Sample Python Automation Boilerplate project that is used in workflows: https://github.com/leonkosak/python-automation-boilerplate
It's important to understand that this project is fully standalone and there "unaware" of potential orchestrator which makes an actual automation (executing shell commands inside io.kestra.plugin.docker.Run in (sub)workflows).
Described approach takes modular approach even further - easier replacement of orchestrator in the future if needed.

Remarks

  • Even this demo project for Kestra is based on sample Python project, it can be be used with minimal amount of trivial changes (especially for building and executing other projects written in scripting languages). This is possible due to "fully-containarized approach" - from development to deployment.

  • For building container (OCI) images in languages that requires compilation process (e.g. Java, C#, C++,...)there are more changes in workflow which makes CI/CD functionality. Other workflows which execute automation require minimal amount of changes (mostly just changed shell commandes) inside io.kestra.plugin.docker.Run part (in workflows and subflows).

Development Environment

Because of GitOps-first approach of development, it's recommended that development of workflows is done outside Kestra.
(It's possible to set workflow in Kestra that periodically commits workflows (.yml files) to Git repository, but here the opposite approach is implemented - specific workflow in Kestra which periodically from a specific Git repositry workflow definitions (.yml files).
Development of Kestra workflows is therefore done in Visual Studio Code with Kestra extension installed and produced workflow definitions pushed to Git repo.)

Requirements

Important
When Kestra extension is installed, command prompt should be opened in visual Studio Code (press F1 function key) and start typing "Kestra". Select option Kestra: Download Kestra schema when appears.
Press "Enter" to download schema from official URL and wait notification message about successfull downloading in the right-bottom corner of Visual Studio Code.
It's recommended to periodically refresh this schema (downloading) to be aligned with newer versions of Kestra.

When YAML file (.yml) is created and opened, there should be selected kestra:/flow-schema.json shown.

When .yml file is opened (active window) in Visual Studio Code, there is purple (Kestra color) icon on te right side inside the row where tabs are present. Clicking on this icon opens dual-side panel where documentation appears.
This documentation part window actively changes based cursor position inside .yml file. It shows documentation based on defined Kestra plugin in this row.
This documentation window can also be opened by pressing F1 function key and selecting option Kestra: Open Kestra documentation (start typing "Kestra").

Development

Because of the decision, that a specific Kestra workflow periodically fetches Git repository for changes, there should be workflow inside Kestra established before this periodic operation can be executed.

Recommended first actions when initial setup of Kestra is established

  • It's highly-recommended that for each environment (e.g. test, production) dedicated instance is established in order to have full predictibility when developing workflows and also when upgrading Kestra itself.

  • It's also highly-recommended that each environment (and consequently Kestra instance) is associated with defined Git branch name (where workflow definitions are taken/synchronised).

  • In order to make Git operations easier (e.g. merging between branches,...), it's important to recognize specific values inside workflow definitions (.yml files) and "extract" them to KV store (Key-Value Store) and Secrets (when specific values are sensitive to operate/handle).

  • It's highly-recommended that all workflow definitions are stored inside one folder. The default folder name for workflows in Kestra is _flows and then organised with subfolder structure.

  • Development team should decide where "technically-related" workflows (such as syncing workflows (.yml files), building OCI images,...) be stored.

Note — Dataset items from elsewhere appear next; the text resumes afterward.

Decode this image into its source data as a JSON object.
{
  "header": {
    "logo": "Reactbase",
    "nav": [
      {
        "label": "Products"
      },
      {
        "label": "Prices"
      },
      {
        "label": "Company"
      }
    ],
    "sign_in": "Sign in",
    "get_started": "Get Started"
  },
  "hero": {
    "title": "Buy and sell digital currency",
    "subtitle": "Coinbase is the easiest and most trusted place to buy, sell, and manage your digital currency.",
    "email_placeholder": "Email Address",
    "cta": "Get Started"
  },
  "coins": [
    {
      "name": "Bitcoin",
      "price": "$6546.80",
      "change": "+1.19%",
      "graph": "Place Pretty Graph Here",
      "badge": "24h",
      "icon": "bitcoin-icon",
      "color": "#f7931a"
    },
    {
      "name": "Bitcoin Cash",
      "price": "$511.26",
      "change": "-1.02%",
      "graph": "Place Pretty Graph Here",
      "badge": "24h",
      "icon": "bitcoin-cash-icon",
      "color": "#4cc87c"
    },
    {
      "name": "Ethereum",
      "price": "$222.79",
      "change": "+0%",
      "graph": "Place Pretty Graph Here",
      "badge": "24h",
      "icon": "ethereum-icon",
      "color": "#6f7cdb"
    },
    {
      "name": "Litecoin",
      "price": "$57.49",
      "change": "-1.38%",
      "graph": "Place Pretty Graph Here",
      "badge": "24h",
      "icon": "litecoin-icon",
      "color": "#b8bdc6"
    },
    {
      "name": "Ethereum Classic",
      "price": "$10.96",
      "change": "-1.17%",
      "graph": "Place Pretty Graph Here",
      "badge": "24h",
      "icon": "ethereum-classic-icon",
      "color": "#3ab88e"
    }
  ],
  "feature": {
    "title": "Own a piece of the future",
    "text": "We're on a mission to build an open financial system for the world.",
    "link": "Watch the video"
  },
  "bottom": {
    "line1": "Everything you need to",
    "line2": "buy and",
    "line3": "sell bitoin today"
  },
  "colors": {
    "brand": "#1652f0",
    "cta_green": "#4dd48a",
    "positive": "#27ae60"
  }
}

    • If the development team decide to leverage predefined system namespace for such workflows, then it's recommended to make folder named _flows_system alonside _flows folder and place technically-related workflows inside it(and reference "system" for namespace in .yml files).
      It's important not to forget write synchronization workflow for this system workflows (or write additional task inside existing workflow which synchronizes content-related workflows inside _flows folder.
      If Kestra is used by more development teams, it's important to know that maybe other teams also create workflows in system namespace and therefore when writing workflow which makes synchronization with system workflows SHOULD NOT delete other workflow definition inside this namespace!
      In what ways is system namespace different from other namespaces in Kestra: https://kestra.io/docs/concepts/system-flows

    • If the development team decide to treat it's own system workflows as regular content-related workflows, then it's reccommended to create folder named system somewhere inside _flows folder structure and place system-related workflows (and set namespace in such workflows correctly).

      Important

      • When a new Kestra instance is established, manually copy workflow which executes Git synchronizations and execute it to bootstrap initial state of workflows from Git.
        (If this workflow has defined periodic trigger, then automation for workflow synchronization is established.)

      • It's also recommended using entries from KV store and Secrets in synchronization-based system workflows due to easier GitOps operations.

  1. When Kestra instance is established it's highly recommended to define and set some entries in KV Store (Key-Value Store).
    In case of GitOps approach, this properties would be (examples):

    • ENVIRONMENT_GIT_BRANCH_NAME: Git branch name which holds the name for the current environment (e.g. "main", "master", "test", "prod", "stagging",...)
      This KV entry is useful when there is more phases in software (workflow) development and development team wants to have this info stored in one place and referenced in multiple workflows.
      It's recommended that this Key-Value item is stored inside system namespace for the sake of convention ("technically-related" KV item info).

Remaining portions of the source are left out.